Consider the complex logarithm function $log z$ . It is defined as the complex number $w$ such that

e^{w}=z.

Now, for example, say we wish to find $log i$ . This means we want to solve

e^{w}=i

for $w$ . The value $i\pi /2$ is a solution.

However, there are other solutions, which is evidenced by considering the position of $i$ in the complex plane and in particular its argument $\arg i$ . We can rotate counterclockwise $\pi /2$ radians from 1 to reach $i$ initially, but if we rotate further another $2\pi$ we reach $i$ again. So, we can conclude that $i(\pi /2+2\pi )$ is also a solution for $log i$ . It becomes clear that we can add any multiple of $2\pi$ to our initial solution to obtain all values for $log i$ .

But this has a consequence that may be surprising in comparison of real valued functions: $log i$ does not have one definite value. For $log z$ , we have

\log {z}=\ln {|z|}+i\left(\mathrm {arg} \ z\right)=\ln {|z|}+i\left(\mathrm {Arg} \ z+2\pi k\right)

for an integer $k$ , where $Arg z$ is the (principal) argument of $z$ defined to lie in the interval $(-\pi ,\ \pi ]$ . Each value of $k$ determines what is known as a branch (or sheet), a single-valued component of the multiple-valued log function. When the focus is on a single branch, sometimes a branch cut is used; in this case removing the non-positive real numbers from the domain of the function and eliminating $\pi$ as a possible value for $Arg z$ . With this branch cut, the single-branch function is continuous and analytic everywhere in its domain.

The branch corresponding to $k = 0$ is known as the principal branch, and along this branch, the values the function takes are known as the principal values.

General case

In general, if $f (z)$ is multiple-valued, the principal branch of $f$ is denoted

\mathrm {pv} \,f(z)

such that for $z$ in the domain of $f$ , $pv f (z)$ is single-valued.

Principal values of standard functions

Complex valued elementary functions can be multiple-valued over some domains. The principal value of some of these functions can be obtained by decomposing the function into simpler ones whereby the principal value of the simple functions are straightforward to obtain.

Logarithm function

We have examined the logarithm function above, i.e.,

\log {z}=\ln {|z|}+i\left(\mathrm {arg} \ z\right).

Now, $arg z$ is intrinsically multivalued. One often defines the argument of some complex number to be between $-\pi$ (exclusive) and $\pi$ (inclusive), so we take this to be the principal value of the argument, and we write the argument function on this branch $Arg z$ (with the leading capital A). Using $Arg z$ instead of $arg z$ , we obtain the principal value of the logarithm, and we write^[1]

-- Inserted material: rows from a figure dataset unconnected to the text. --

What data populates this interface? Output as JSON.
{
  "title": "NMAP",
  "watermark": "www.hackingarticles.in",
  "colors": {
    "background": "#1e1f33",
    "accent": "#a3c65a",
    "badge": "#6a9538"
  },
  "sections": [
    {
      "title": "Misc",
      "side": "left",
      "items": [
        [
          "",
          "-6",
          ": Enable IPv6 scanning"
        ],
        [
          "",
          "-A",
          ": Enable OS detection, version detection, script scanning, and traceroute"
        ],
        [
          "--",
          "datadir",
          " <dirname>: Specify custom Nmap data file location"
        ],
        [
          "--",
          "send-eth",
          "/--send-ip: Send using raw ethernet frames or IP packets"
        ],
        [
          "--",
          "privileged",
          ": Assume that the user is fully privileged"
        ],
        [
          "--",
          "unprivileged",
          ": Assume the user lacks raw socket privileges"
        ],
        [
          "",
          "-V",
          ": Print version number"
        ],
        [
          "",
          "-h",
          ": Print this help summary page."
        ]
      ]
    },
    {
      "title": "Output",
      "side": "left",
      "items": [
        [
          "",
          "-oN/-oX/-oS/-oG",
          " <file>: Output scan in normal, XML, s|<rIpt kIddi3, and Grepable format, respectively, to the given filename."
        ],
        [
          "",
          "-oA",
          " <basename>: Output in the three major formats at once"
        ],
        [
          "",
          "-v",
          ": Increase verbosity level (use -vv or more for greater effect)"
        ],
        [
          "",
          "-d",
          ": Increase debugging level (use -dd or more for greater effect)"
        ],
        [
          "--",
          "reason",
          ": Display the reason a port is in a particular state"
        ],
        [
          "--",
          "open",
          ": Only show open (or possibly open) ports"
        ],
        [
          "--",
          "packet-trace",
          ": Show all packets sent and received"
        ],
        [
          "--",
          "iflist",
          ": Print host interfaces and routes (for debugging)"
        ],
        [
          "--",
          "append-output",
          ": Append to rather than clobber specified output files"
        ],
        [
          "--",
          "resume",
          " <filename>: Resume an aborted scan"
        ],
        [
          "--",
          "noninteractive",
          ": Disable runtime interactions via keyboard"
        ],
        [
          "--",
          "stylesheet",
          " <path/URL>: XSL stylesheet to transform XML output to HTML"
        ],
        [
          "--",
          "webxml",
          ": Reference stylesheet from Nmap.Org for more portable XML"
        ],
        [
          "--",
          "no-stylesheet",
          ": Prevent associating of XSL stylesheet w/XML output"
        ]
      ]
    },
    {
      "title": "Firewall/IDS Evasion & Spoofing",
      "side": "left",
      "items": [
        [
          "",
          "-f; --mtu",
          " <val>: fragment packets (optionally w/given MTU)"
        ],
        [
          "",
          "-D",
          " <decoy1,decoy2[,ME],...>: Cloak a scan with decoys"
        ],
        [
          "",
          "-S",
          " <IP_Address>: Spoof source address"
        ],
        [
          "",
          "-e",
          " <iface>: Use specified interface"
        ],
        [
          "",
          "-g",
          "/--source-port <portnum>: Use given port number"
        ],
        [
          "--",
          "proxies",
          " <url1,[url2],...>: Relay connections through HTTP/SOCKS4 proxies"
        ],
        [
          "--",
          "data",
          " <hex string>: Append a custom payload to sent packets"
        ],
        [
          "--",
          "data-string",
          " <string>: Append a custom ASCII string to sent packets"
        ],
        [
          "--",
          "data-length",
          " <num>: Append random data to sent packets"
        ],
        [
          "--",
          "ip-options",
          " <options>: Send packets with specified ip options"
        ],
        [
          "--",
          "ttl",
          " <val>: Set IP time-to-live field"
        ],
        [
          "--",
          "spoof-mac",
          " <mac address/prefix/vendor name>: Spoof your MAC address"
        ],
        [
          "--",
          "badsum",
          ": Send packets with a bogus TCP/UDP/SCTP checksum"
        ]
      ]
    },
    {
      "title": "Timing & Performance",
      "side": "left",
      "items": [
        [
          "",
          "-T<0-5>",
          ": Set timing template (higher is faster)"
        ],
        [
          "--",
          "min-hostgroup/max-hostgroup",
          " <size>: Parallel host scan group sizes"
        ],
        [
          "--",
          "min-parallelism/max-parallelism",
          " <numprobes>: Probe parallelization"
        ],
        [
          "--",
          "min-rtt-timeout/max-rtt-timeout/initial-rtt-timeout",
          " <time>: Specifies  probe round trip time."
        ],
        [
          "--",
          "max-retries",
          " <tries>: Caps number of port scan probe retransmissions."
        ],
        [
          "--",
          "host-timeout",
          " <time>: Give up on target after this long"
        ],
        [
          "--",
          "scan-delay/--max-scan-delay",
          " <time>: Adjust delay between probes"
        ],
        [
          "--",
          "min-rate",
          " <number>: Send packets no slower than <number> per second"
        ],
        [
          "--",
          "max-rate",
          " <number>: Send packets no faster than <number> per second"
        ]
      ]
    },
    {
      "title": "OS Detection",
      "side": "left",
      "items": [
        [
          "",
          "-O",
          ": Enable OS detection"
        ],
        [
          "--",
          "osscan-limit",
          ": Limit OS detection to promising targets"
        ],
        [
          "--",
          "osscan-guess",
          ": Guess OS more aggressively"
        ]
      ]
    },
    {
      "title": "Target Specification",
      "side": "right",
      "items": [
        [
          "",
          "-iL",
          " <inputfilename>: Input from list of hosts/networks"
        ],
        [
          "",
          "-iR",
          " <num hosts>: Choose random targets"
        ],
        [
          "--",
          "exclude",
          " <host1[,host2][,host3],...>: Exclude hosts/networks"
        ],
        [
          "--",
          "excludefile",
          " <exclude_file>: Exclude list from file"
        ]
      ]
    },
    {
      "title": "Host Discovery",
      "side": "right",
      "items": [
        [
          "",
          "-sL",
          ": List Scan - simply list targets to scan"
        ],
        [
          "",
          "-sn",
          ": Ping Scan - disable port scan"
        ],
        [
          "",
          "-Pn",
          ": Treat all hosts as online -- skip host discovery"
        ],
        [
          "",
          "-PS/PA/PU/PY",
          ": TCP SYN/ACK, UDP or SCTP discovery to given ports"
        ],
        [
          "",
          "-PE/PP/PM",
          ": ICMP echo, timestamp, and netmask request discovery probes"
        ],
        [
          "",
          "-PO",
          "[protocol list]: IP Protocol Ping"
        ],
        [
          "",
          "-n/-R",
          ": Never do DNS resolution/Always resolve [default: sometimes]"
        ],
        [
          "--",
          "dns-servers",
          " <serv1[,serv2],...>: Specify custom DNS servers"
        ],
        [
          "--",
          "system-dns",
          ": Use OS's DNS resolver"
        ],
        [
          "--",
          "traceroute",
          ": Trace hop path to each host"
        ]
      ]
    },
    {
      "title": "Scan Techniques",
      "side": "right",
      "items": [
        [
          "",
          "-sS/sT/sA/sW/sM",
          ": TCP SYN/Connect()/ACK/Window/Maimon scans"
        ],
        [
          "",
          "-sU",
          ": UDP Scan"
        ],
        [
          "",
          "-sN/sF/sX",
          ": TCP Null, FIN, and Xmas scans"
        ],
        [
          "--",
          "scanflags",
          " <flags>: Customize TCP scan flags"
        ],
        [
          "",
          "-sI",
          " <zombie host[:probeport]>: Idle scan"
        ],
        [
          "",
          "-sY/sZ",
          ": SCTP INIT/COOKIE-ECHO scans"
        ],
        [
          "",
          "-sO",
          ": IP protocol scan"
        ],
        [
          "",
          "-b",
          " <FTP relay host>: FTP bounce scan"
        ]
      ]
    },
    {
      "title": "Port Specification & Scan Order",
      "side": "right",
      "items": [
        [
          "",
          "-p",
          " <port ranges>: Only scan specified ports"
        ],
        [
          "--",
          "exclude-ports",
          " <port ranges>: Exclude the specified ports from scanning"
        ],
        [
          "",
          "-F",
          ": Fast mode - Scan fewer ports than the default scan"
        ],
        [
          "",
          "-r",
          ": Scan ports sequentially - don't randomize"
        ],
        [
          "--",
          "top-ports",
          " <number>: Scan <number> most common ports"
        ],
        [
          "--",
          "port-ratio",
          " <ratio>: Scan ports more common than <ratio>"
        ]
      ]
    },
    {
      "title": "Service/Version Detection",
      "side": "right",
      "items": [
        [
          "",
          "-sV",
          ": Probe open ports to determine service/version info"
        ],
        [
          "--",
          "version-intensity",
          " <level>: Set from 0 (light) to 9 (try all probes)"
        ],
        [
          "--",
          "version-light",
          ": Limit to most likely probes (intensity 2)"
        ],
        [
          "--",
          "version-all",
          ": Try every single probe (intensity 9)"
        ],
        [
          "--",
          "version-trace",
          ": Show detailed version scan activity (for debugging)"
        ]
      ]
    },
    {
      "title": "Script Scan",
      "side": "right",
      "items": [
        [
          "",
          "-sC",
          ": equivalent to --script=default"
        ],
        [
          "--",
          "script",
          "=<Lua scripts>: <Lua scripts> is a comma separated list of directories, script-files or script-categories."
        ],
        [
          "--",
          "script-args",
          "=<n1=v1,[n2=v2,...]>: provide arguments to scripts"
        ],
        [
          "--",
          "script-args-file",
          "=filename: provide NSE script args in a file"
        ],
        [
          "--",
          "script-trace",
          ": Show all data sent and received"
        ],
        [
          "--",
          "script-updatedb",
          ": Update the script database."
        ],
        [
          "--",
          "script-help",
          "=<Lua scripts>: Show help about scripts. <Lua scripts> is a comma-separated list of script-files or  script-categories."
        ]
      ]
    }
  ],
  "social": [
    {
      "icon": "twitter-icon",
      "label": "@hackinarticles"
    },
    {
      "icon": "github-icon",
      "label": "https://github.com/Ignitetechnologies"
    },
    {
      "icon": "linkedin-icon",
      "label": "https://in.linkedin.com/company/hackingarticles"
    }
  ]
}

\mathrm {pv} \log {z}=\mathrm {Log} \,z=\ln {|z|}+i\left(\mathrm {Arg} \,z\right).

Square root

For a complex number $z=re^{i\phi }\,$ the principal value of the square root is:

\mathrm {pv} {\sqrt {z}}=\exp \left({\frac {\mathrm {pv} \log z}{2}}\right)={\sqrt {r}}\,e^{i\phi /2}

with argument $-\pi <\phi \leq \pi .$ Sometimes a branch cut is introduced so that negative real numbers are not in the domain of the square root function and eliminating the possibility that $\phi =\pi .$

Inverse trigonometric and inverse hyperbolic functions

Inverse trigonometric functions ( $arcsin$ , $arccos$ , $arctan$ , etc.) and inverse hyperbolic functions ( $arsinh$ , $arcosh$ , $artanh$ , etc.) can be defined in terms of logarithms and their principal values can be defined in terms of the principal values of the logarithm.

Complex argument

The principal value of complex number argument measured in radians can be defined as:

values in the range $[0,2\pi )$
values in the range $(-\pi ,\pi ]$

For example, many computing systems include an $atan2(y, x)$ function. The value of $atan2(imaginary_part(z), real_part(z))$ will be in the interval $(-\pi ,\pi ].$ In comparison, $atan y / x$ is typically in $({\tfrac {-\pi }{2}},{\tfrac {\pi }{2}}].$